Published 3/23/2026 — Vol. 2, No. 1
Opinion: Transgender Day of Visibility Is in March. UD Didn't Get the Memo.
On Friday, March 6th, the University of Delaware Associate in Arts Program students were invited to attend a debate on the Newark campus hosted by the University of Delaware's Department of Philosophy, Anthropology, and Women and Gender Studies, titled "Debating Sex: Is Biological Sex Binary?" The debate featured anthropologist Agustín Fuentes, author of "Sex is a Spectrum," and Tomas Bogardus, a philosopher who has built a career arguing against transgender and LGBTQ+ rights. Regardless of academic framing, hosting a debate about whether transgender, intersex, and nonbinary people exist is not a neutral act. In our current political climate, it is a dangerous one. It is worth noting that this event took place at the beginning of March, later this month the world observes Transgender Day of Visibility on March 31st, a day dedicated to celebrating transgender people and raising awareness of the discrimination they continue to face.
For many queer and transgender students, we have spent the bulk of our adolescence and into adulthood watching society debate our existence. This has become all too common in an era defined by bad-faith "just asking questions" rhetoric that to its core denies the existence of our neighbors and classmates. We have watched politicians, media figures, and community leaders lie about us, fearmonger about us, and attempt to erase us entirely. And recently, we have watched institutions that claim to protect us capitulate and open the door to let it happen anyway.
The consequences of this kind of rhetoric are not abstract. According to the Human Rights Campaign, at least 293 transgender people have been killed since 2020, and transgender people are 2.5 times more likely than cisgender people to experience violence. The Trevor Project reports that 47 percent of transgender youth experience suicidal ideation. The Williams Institute at UCLA School of Law found that more than half of all transgender youth live in states where their rights are actively being restricted. In January, the Lemkin Institute warned that the United States is in the early stages of a genocide against transgender Americans, and on March 11th, issued their third Red Flag Alert for an anti-trans genocide in the USA. These statistics and warnings do not exist in a vacuum; they are the direct result of a culture that has questioned the existence and experiences of transgender people for decades.

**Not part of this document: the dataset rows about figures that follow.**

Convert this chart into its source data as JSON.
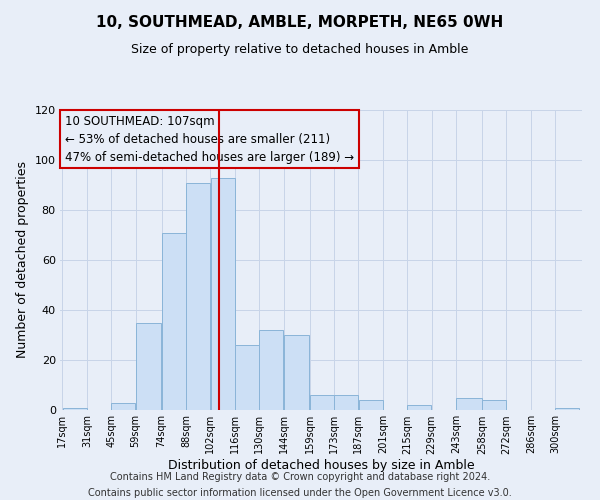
{
  "title": "10, SOUTHMEAD, AMBLE, MORPETH, NE65 0WH",
  "subtitle": "Size of property relative to detached houses in Amble",
  "xlabel": "Distribution of detached houses by size in Amble",
  "ylabel": "Number of detached properties",
  "bin_labels": [
    "17sqm",
    "31sqm",
    "45sqm",
    "59sqm",
    "74sqm",
    "88sqm",
    "102sqm",
    "116sqm",
    "130sqm",
    "144sqm",
    "159sqm",
    "173sqm",
    "187sqm",
    "201sqm",
    "215sqm",
    "229sqm",
    "243sqm",
    "258sqm",
    "272sqm",
    "286sqm",
    "300sqm"
  ],
  "bar_heights": [
    1,
    0,
    3,
    35,
    71,
    91,
    93,
    26,
    32,
    30,
    6,
    6,
    4,
    0,
    2,
    0,
    5,
    4,
    0,
    0,
    1
  ],
  "bar_color": "#ccdff5",
  "bar_edge_color": "#8ab4d8",
  "grid_color": "#c8d4e8",
  "background_color": "#e8eef8",
  "vline_x_idx": 6,
  "vline_color": "#cc0000",
  "annotation_line1": "10 SOUTHMEAD: 107sqm",
  "annotation_line2": "← 53% of detached houses are smaller (211)",
  "annotation_line3": "47% of semi-detached houses are larger (189) →",
  "box_edge_color": "#cc0000",
  "ylim": [
    0,
    120
  ],
  "yticks": [
    0,
    20,
    40,
    60,
    80,
    100,
    120
  ],
  "footnote1": "Contains HM Land Registry data © Crown copyright and database right 2024.",
  "footnote2": "Contains public sector information licensed under the Open Government Licence v3.0."
}
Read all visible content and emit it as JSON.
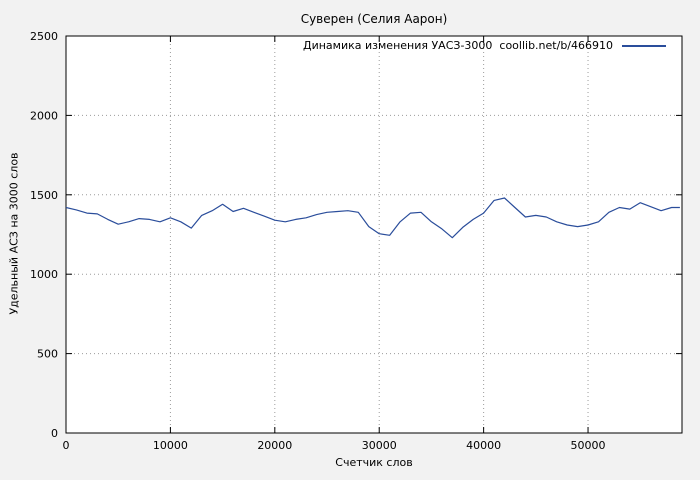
{
  "colors": {
    "page_background": "#f2f2f2",
    "plot_background": "#ffffff",
    "grid": "#9c9c9c",
    "border": "#000000",
    "line": "#2a4d9b",
    "text": "#000000"
  },
  "chart_data": {
    "type": "line",
    "title": "Суверен (Селия Аарон)",
    "xlabel": "Счетчик слов",
    "ylabel": "Удельный АСЗ на 3000 слов",
    "xlim": [
      0,
      59000
    ],
    "ylim": [
      0,
      2500
    ],
    "xticks": [
      0,
      10000,
      20000,
      30000,
      40000,
      50000
    ],
    "yticks": [
      0,
      500,
      1000,
      1500,
      2000,
      2500
    ],
    "grid": true,
    "legend_position": "top-right-inside",
    "series": [
      {
        "name": "Динамика изменения УАСЗ-3000  coollib.net/b/466910",
        "x": [
          0,
          1000,
          2000,
          3000,
          4000,
          5000,
          6000,
          7000,
          8000,
          9000,
          10000,
          11000,
          12000,
          13000,
          14000,
          15000,
          16000,
          17000,
          18000,
          19000,
          20000,
          21000,
          22000,
          23000,
          24000,
          25000,
          26000,
          27000,
          28000,
          29000,
          30000,
          31000,
          32000,
          33000,
          34000,
          35000,
          36000,
          37000,
          38000,
          39000,
          40000,
          41000,
          42000,
          43000,
          44000,
          45000,
          46000,
          47000,
          48000,
          49000,
          50000,
          51000,
          52000,
          53000,
          54000,
          55000,
          56000,
          57000,
          58000,
          58800
        ],
        "y": [
          1420,
          1405,
          1385,
          1380,
          1345,
          1315,
          1330,
          1350,
          1345,
          1330,
          1355,
          1330,
          1290,
          1370,
          1400,
          1440,
          1395,
          1415,
          1390,
          1365,
          1340,
          1330,
          1345,
          1355,
          1375,
          1390,
          1395,
          1400,
          1390,
          1300,
          1255,
          1245,
          1330,
          1385,
          1390,
          1330,
          1285,
          1230,
          1295,
          1345,
          1385,
          1465,
          1480,
          1420,
          1360,
          1370,
          1360,
          1330,
          1310,
          1300,
          1310,
          1330,
          1390,
          1420,
          1410,
          1450,
          1425,
          1400,
          1420,
          1420
        ]
      }
    ]
  }
}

While the Associate in Arts Program did not organize or host the debate itself, it was an active participant. AAP students were welcomed into the Department of Philosophy, and the debate was mentioned in at least one AAP class, where attendance was encouraged for extra credit. It is worth acknowledging that engaging with controversial ideas is a legitimate and beneficial part of academia, and the intention here may well have been no more than that. However, intention does not erase impact. For many AAP students, this may have been one of their first significant exposures to university academic life. When a program serving first-generation, low-income, and historically marginalized students directs those students to an event that treats members of our community as an open question, the message that sends matters regardless of the academic value.

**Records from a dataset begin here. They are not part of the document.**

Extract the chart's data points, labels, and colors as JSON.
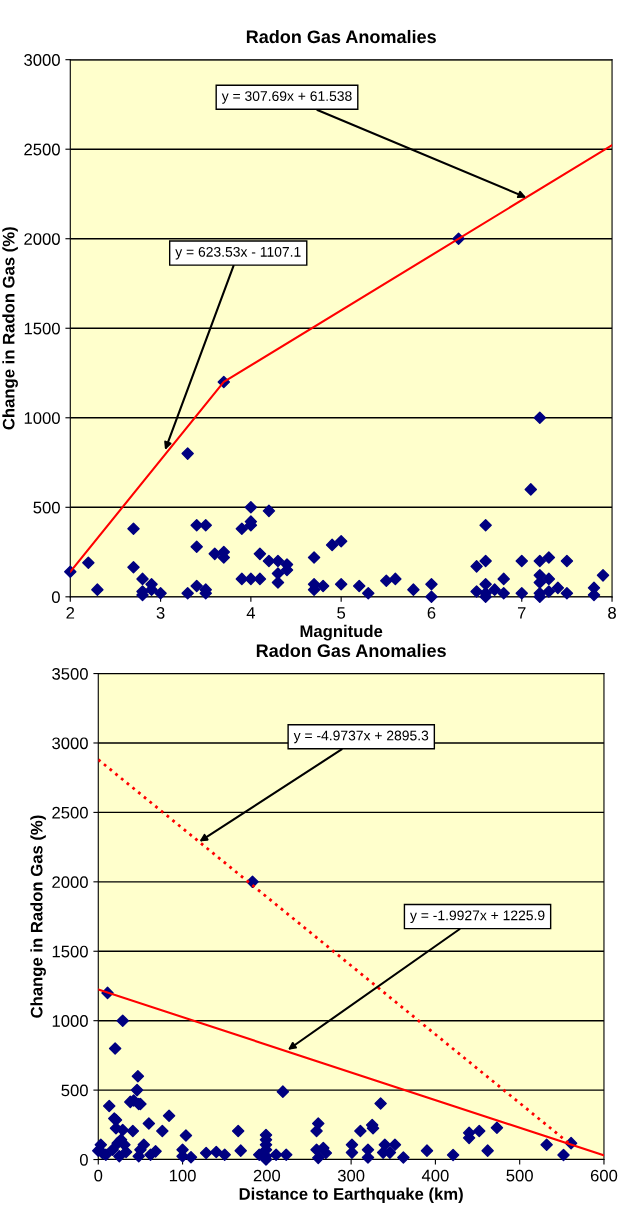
{
  "chart_data": [
    {
      "type": "scatter",
      "title": "Radon Gas Anomalies",
      "xlabel": "Magnitude",
      "ylabel": "Change in Radon Gas (%)",
      "xlim": [
        2,
        8
      ],
      "xticks": [
        2,
        3,
        4,
        5,
        6,
        7,
        8
      ],
      "ylim": [
        0,
        3000
      ],
      "yticks": [
        0,
        500,
        1000,
        1500,
        2000,
        2500,
        3000
      ],
      "grid": "y",
      "legend": false,
      "series": [
        {
          "color": "#000080",
          "marker": "diamond",
          "x": [
            2,
            2.2,
            2.3,
            2.7,
            2.7,
            2.8,
            2.8,
            2.8,
            2.9,
            2.9,
            3,
            3.3,
            3.3,
            3.4,
            3.4,
            3.4,
            3.5,
            3.5,
            3.5,
            3.6,
            3.7,
            3.7,
            3.7,
            3.9,
            3.9,
            4,
            4,
            4,
            4,
            4.1,
            4.1,
            4.2,
            4.2,
            4.3,
            4.3,
            4.3,
            4.4,
            4.4,
            4.7,
            4.7,
            4.7,
            4.8,
            4.9,
            5,
            5,
            5.2,
            5.3,
            5.5,
            5.6,
            5.8,
            6,
            6,
            6.3,
            6.5,
            6.5,
            6.6,
            6.6,
            6.6,
            6.6,
            6.6,
            6.7,
            6.8,
            6.8,
            7,
            7,
            7.1,
            7.2,
            7.2,
            7.2,
            7.2,
            7.2,
            7.2,
            7.3,
            7.3,
            7.3,
            7.4,
            7.5,
            7.5,
            7.8,
            7.8,
            7.9
          ],
          "values": [
            140,
            190,
            40,
            380,
            165,
            100,
            30,
            10,
            70,
            40,
            20,
            800,
            20,
            400,
            280,
            60,
            400,
            40,
            20,
            240,
            250,
            220,
            1200,
            380,
            100,
            500,
            420,
            400,
            100,
            240,
            100,
            480,
            200,
            200,
            130,
            80,
            180,
            150,
            220,
            70,
            40,
            60,
            290,
            310,
            70,
            60,
            20,
            90,
            100,
            40,
            70,
            0,
            2000,
            170,
            30,
            400,
            200,
            70,
            20,
            0,
            40,
            100,
            20,
            200,
            20,
            600,
            1000,
            200,
            120,
            80,
            20,
            0,
            220,
            100,
            30,
            50,
            200,
            20,
            50,
            10,
            120
          ]
        },
        {
          "type": "line",
          "color": "#ff0000",
          "line_style": "solid",
          "marker": "none",
          "x": [
            2,
            3.7,
            8
          ],
          "values": [
            140,
            1200,
            2523
          ]
        }
      ],
      "annotations": [
        {
          "text": "y = 307.69x + 61.538",
          "x": 7.05,
          "y": 2230
        },
        {
          "text": "y = 623.53x - 1107.1",
          "x": 3.05,
          "y": 820
        }
      ]
    },
    {
      "type": "scatter",
      "title": "Radon Gas Anomalies",
      "xlabel": "Distance to Earthquake (km)",
      "ylabel": "Change in Radon Gas (%)",
      "xlim": [
        0,
        600
      ],
      "xticks": [
        0,
        100,
        200,
        300,
        400,
        500,
        600
      ],
      "ylim": [
        0,
        3500
      ],
      "yticks": [
        0,
        500,
        1000,
        1500,
        2000,
        2500,
        3000,
        3500
      ],
      "grid": "y",
      "legend": false,
      "series": [
        {
          "color": "#000080",
          "marker": "diamond",
          "x": [
            183,
            11,
            29,
            20,
            47,
            46,
            42,
            38,
            48,
            50,
            13,
            19,
            21,
            21,
            29,
            41,
            60,
            76,
            84,
            104,
            166,
            169,
            199,
            199,
            199,
            199,
            199,
            199,
            219,
            261,
            259,
            259,
            261,
            267,
            0,
            3,
            5,
            9,
            17,
            23,
            27,
            31,
            33,
            25,
            50,
            54,
            48,
            68,
            62,
            100,
            100,
            110,
            128,
            140,
            150,
            191,
            211,
            223,
            270,
            335,
            311,
            325,
            326,
            301,
            301,
            320,
            320,
            340,
            338,
            346,
            352,
            362,
            390,
            421,
            440,
            440,
            452,
            473,
            462,
            532,
            552,
            561
          ],
          "values": [
            2000,
            1200,
            1000,
            800,
            600,
            500,
            425,
            415,
            400,
            400,
            385,
            295,
            285,
            225,
            213,
            205,
            260,
            205,
            315,
            173,
            205,
            64,
            177,
            142,
            106,
            71,
            24,
            0,
            489,
            260,
            205,
            71,
            12,
            83,
            64,
            106,
            47,
            35,
            71,
            118,
            142,
            106,
            54,
            24,
            71,
            106,
            24,
            59,
            35,
            71,
            24,
            17,
            47,
            54,
            35,
            35,
            35,
            35,
            47,
            404,
            206,
            248,
            225,
            106,
            50,
            71,
            15,
            106,
            50,
            50,
            106,
            15,
            64,
            33,
            192,
            156,
            206,
            229,
            64,
            106,
            33,
            118
          ]
        },
        {
          "type": "line",
          "color": "#ff0000",
          "line_style": "dotted",
          "marker": "none",
          "x": [
            0,
            560
          ],
          "values": [
            2880,
            110
          ]
        },
        {
          "type": "line",
          "color": "#ff0000",
          "line_style": "solid",
          "marker": "none",
          "x": [
            0,
            600
          ],
          "values": [
            1225,
            30
          ]
        }
      ],
      "annotations": [
        {
          "text": "y = -4.9737x + 2895.3",
          "x": 120,
          "y": 2290
        },
        {
          "text": "y = -1.9927x + 1225.9",
          "x": 225,
          "y": 790
        }
      ]
    }
  ]
}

As both a Blue Hen and a transgender student, I believe in freedom of speech and the fundamental principle of academic freedom. What I do not believe in is a taxpayer-funded university platforming and endorsing hate speech and calling it academia. True academic freedom requires confronting the power that academics hold and the harm certain ideas cause when given institutional legitimacy. The University of Delaware claims to be a welcoming institution for all students. It cannot make that claim while simultaneously making its campus less safe for the most vulnerable among them. Transgender, intersex, nonbinary, and gender diverse students are not up for debate, period.